Le titre éponyme calme un peu les esprits avant de repartir de plus belle avec un nouveau tube en puissance: “Night Shift” (feat. Abstract Rude au micro) vous fera remuer des hanches sur ce sample de trompette jazzy qui essaie de garder la tête hors de l’eau au milieu d’un déluge de beats saturés. “Straight Heat” vous entraînera ensuite dans un tourbillon de violons synthétiques et de basses sinusoïdales qui inquiéteraient sérieusement M. Richter et son échelle. On ne sait pas trop si le “The Sirens” qui suit renvoie à l’embuscade des créatures marines ou au signal d’alarme mais on peut parier sans crainte sur l’issue fatale de l’aventure

On retrouve à nouveau la Légende Vivante The Grouch au micro sur un “Back Up Off The Floor Part.2″ plus posé (et au vocodeur un peu énervant à la longue, avouons-le), rapidement occulté par l’excellent “Fire Riddim” totalement imprévisible et donc d’autant plus dangereux. Comme le laisse entendre son titre, “If You Crump Stand Up” risque de désarticuler votre corps d’une manière dont vous ne l’auriez jamais cru capable, par conséquent pas de panique! On termine sur le morceau qui avait le plus circulé avant la sortie de cet album. “Crunk De Gaulle” fait forcément sensation avec sa boucle de guitare sèche et son casting tape-à-l’oeil. Il serait entre parenthèses intéressant de savoir comment réagit un auditeur non-francophone aux couplets des TTC, car quiconque est en mesure de comprendre la platitude de leurs interventions est obligé de se demander comment le trio peut encore faire illusion, même sur la scène internationale. Heureusement, la verve de Busdriver et la dextérité de D-Styles aux platines remontent facilement le niveau de ce morceau, quand même sacrément bien gaulé, si on peut se permettre un mauvais jeu de mot

Avec un impressionnant sens du groove, edIT vient donc défier Daedelus ou Prefuse 73 directement sur leurs terres, avec en plus toutes les chances de sortir vainqueur de la confrontation. Assurément un autre prétendant au palmarès 2007

NB: Pour l’instant, l’album n’est dispo qu’en téléchargement légal. Une sortie physique est prévue en CD pour le 9 Octobre, et j’ai cru comprendre –sauf contre-ordre- que les amateurs de vinyls seraient récompensés de leur patience un peu plus tard dans le mois..

Ecoutez un extrait ici

Achetez sur :

  • Achat sur ITunes

Omid - “Afterwords 3″

Afterwords 3[Album]
28/08/2007
(Alpha Pup/Import)

Omid, ce nom ne vous dira sûrement rien, à moins que vous soyiez de ceux qui fouillent à n’en plus finir dans les moindres bacs de disques du hip hop underground. Ceux-là possèdent peut-être déjà dans leur discothèque une compilation intitulée “Beneath The Surface”, ressortie sur Celestial Recordings il y a quelques années, qui réunissait un large panel d’artistes californiens totalement inconnus à l’époque. Depuis, 2Mex, Awol One, Radioinactive ou Phoenix Orion ont fait du chemin, et portent certainement en eux une forte estime pour le chef d’orchestre du projet, un certain…Omid.
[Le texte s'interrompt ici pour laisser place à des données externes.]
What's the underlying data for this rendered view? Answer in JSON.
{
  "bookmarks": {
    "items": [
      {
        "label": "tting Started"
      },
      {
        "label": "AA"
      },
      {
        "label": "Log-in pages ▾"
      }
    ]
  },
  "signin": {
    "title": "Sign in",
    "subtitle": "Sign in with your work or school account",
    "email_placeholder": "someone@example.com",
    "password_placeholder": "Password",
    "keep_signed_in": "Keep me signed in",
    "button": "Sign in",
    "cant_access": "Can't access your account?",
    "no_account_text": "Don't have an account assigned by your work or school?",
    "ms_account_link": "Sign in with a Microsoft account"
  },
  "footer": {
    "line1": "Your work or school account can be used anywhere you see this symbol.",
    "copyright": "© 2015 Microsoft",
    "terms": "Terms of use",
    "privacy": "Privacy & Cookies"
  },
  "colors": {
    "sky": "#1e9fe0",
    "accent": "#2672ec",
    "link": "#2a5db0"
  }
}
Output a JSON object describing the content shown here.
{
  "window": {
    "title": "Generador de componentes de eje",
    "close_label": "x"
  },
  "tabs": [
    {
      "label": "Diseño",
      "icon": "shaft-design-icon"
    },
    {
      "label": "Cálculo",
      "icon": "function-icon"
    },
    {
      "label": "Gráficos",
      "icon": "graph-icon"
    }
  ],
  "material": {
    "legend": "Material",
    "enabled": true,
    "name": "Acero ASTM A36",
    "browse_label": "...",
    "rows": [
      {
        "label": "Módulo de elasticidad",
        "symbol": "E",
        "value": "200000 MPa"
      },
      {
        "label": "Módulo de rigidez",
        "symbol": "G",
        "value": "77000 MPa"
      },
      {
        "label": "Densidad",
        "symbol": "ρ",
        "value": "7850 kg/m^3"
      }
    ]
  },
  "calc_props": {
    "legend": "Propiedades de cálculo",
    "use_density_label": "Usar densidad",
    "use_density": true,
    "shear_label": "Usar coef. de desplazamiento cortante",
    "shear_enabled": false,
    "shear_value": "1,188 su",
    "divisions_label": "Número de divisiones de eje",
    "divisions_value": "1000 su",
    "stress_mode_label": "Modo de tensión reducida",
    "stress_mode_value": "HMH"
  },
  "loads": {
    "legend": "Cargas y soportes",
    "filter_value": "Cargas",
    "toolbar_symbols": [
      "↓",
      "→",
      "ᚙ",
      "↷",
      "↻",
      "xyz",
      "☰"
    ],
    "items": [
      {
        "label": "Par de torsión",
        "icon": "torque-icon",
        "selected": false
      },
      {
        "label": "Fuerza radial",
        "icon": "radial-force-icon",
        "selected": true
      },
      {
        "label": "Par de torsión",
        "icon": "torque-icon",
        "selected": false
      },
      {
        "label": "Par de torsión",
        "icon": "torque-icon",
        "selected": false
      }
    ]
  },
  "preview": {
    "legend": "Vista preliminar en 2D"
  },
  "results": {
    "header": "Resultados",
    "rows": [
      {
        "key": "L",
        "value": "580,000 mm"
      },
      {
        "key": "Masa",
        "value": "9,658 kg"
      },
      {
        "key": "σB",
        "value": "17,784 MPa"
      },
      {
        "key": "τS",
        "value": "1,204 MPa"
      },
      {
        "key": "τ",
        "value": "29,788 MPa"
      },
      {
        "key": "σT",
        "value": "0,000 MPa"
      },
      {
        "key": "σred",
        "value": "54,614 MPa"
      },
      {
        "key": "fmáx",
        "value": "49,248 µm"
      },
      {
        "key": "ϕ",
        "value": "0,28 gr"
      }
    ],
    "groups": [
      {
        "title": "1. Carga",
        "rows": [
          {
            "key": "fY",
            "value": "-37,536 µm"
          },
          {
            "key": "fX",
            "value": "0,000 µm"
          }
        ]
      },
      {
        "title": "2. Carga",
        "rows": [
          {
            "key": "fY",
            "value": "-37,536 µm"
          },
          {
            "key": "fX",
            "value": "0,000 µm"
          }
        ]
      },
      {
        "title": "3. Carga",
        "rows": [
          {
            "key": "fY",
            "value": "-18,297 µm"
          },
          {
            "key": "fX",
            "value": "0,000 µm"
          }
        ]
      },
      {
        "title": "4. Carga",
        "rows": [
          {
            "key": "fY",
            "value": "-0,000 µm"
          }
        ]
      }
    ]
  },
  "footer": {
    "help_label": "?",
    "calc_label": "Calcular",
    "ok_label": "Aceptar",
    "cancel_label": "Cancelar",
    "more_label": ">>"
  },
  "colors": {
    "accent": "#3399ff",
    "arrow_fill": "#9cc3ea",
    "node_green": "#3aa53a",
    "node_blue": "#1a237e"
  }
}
C’est ce rassemblement marquant qui aura d’ailleurs lancé la carrière de ce producteur de Chicago, rapidement émigré à Los Angeles, amené, du fait de ses origines iraniennes, à être un des premiers à inclure la musique de ses terres dans le hip hop. Depuis, il est hébergé chez le très underground mais prestigieux label Mush, chez qui il a sorti deux albums solo, “Distant Drummer” et “Monolith”. Entre temps, et même jusqu’à ce “Afterwords3″, le californien aura également montré toute sa valeur aux côtés d’artistes aussi renommées que les Beastie Boys, Aceyalone, Buck 65, Pigeon John ou Slug

“Afterwords3″ est donc le nouveau volet de sa discographie, fait suite à deux premiers volumes discrètement sortis en 2000 (en cassette) et 2002 (sur CD-R) qui avaient pour but de compiler quelques versions inédites. Celui-là prend donc un caractère plus officiel, mais n’est pourtant disponible qu’en version digitale et vynil, et a été composé sans véritable but en tête. Il parcourt donc les deux dernières années de travail de son auteur, reprend notamment ce répertoire qu’il a proposé lors d’une tournée en Italie où il s’est fait épauler par une troupe de trente danseurs inspirés par son oeuvre. On y retrouve aussi quelques versions clé de sa carrière, notamment celle de “Minors Into Fire”, un titre encore indéboulonnable des set-lists de Busdriver et 2Mex. Plus généralement, “Afterwords3″ illustre un nouveau faciès d’Omid, plus rythmé (”The Lakes Of Turku”), plus changeant (”Chemical Wedding”), et plus coloré de fusion et de jazz (”Fresh Communication”)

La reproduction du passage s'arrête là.